Your most effective option is going to be to move to a state with more generous Medicaid policies if at all possible. It’s not fair, and it’s not ideal. You may have a good network of family and friends who you lean on at home. You may have a job you don’t want to leave, or a house you don’t want to sell.
But if you can get a job in a state with better enrollment policies for children with disabilities, your finances are going to improve, and your child will have coverage for more of the services they need to live a healthy and happy life.

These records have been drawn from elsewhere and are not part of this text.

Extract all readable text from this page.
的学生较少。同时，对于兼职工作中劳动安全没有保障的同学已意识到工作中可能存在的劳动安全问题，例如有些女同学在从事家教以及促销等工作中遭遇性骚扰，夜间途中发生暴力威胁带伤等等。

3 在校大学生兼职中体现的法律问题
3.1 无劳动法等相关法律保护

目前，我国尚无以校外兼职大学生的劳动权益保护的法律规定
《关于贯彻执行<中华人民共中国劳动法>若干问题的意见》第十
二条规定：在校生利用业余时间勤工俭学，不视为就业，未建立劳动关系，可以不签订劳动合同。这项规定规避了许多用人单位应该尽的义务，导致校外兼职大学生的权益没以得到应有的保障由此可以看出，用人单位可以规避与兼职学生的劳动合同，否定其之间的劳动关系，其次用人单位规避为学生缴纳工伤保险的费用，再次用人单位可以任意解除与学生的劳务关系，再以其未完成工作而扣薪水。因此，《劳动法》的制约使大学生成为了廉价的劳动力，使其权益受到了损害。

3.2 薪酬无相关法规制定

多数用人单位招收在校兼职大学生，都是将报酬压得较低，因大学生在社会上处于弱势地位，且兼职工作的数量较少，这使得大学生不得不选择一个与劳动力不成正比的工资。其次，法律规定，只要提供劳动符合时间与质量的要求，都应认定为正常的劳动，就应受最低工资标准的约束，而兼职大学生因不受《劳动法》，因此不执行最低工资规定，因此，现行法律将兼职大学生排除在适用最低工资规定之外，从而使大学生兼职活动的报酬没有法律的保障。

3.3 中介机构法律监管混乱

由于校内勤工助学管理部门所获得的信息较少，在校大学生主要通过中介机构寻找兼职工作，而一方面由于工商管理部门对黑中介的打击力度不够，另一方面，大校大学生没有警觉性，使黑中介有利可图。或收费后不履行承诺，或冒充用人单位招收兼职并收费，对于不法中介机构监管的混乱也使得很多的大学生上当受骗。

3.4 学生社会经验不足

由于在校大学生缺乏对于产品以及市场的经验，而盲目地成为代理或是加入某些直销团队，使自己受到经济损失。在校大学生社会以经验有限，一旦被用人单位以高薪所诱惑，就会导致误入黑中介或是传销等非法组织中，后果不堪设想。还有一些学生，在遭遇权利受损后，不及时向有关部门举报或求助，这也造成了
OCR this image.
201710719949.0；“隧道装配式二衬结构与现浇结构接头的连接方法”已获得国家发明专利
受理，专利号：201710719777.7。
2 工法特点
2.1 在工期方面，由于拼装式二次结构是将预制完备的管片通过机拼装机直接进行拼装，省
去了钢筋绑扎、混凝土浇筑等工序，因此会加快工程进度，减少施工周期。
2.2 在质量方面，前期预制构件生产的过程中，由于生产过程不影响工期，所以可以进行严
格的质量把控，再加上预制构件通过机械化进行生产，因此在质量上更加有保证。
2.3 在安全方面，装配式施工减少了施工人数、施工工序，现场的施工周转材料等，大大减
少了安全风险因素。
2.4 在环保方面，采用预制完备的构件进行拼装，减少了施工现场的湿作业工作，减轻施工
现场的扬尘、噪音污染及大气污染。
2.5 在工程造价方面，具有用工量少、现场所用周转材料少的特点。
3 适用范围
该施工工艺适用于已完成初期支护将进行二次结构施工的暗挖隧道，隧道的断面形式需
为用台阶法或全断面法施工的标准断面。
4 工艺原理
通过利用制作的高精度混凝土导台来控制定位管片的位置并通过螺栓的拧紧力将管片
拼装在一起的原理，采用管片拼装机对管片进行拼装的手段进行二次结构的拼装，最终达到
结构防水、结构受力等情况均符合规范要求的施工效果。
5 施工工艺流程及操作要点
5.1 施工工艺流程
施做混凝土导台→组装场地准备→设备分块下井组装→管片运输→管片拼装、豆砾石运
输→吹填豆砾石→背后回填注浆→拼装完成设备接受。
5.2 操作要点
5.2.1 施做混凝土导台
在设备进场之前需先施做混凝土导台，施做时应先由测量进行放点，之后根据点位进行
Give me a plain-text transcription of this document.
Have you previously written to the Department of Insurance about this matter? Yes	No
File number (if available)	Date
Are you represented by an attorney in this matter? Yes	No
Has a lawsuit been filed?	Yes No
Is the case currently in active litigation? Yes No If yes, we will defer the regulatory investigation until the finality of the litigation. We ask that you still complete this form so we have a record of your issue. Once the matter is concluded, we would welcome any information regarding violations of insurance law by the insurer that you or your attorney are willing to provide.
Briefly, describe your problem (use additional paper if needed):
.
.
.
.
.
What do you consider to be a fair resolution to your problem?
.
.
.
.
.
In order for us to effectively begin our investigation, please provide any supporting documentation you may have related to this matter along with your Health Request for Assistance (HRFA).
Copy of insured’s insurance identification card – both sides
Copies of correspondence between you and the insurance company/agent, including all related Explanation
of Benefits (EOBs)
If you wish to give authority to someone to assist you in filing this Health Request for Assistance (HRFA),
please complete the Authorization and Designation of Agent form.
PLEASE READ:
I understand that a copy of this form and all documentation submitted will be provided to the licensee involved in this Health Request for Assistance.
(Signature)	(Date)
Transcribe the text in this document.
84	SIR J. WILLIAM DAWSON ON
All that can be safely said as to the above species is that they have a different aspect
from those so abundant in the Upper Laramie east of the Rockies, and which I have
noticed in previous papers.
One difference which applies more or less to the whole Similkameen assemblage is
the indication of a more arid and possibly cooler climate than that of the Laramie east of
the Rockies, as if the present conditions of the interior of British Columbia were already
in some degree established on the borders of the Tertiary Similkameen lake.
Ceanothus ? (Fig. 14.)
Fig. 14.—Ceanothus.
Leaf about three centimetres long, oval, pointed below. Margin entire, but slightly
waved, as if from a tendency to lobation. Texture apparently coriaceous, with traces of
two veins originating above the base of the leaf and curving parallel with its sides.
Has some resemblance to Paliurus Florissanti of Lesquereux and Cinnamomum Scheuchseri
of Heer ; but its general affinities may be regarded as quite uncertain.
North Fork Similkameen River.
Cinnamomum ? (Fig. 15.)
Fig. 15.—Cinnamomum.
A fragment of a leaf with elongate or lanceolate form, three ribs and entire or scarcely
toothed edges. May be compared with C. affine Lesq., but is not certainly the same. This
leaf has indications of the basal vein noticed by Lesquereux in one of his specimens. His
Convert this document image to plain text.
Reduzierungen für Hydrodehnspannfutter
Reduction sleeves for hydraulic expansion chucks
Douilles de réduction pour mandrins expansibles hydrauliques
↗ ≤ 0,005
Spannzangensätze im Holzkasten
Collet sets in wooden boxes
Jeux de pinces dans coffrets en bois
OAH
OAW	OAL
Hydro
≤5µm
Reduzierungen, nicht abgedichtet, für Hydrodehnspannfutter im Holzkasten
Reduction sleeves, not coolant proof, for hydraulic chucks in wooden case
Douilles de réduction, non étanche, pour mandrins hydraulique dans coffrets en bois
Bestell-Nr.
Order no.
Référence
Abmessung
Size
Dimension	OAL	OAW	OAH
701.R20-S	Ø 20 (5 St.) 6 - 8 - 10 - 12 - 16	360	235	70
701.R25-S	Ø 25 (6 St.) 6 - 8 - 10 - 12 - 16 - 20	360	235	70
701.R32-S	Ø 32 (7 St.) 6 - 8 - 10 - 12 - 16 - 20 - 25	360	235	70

Before moving, be sure to connect with other special needs parents in your desired locale. While coverage may be readily available, some communities simply do not have enough professional staff to provide access to necessary services. For example, Medicaid may cover behavioral health services for your child, but there may not be any behavioral health professionals in the area. If this happens, look at other parts of the state.
Turn to Charities
If you cannot move, charities may be able to help. Look locally first; the local office of Department of Public Welfare may even be able to point you to some resources.
If you can’t find anything locally, you can turn to national and international organizations. Here are a few to get you started:
The First Hand Foundation issues grants worldwide to children who are have medical needs not met by insurance. This can include medical treatment, medical equipment, travel for medical care and vehicle modifications.
Challenged America gives gifts of $500 or less to help ease the financial burden special needs parents face. These gifts are awarded for therapy, assistive devices, sensory items and medical equipment.
The Kiddo’s Clubhouse Foundation issues scholarships valued at $2,500 or less for therapy or therapeutic medical equipment for children without sufficient insurance coverage.
Variety has a slew of programs for special needs children. The Care program issues grants for medical care and equipment. The Freedom program focuses on giving children mobility, and the Future program focuses on communication needs—including devices like iPads that can help non-verbal children communicate.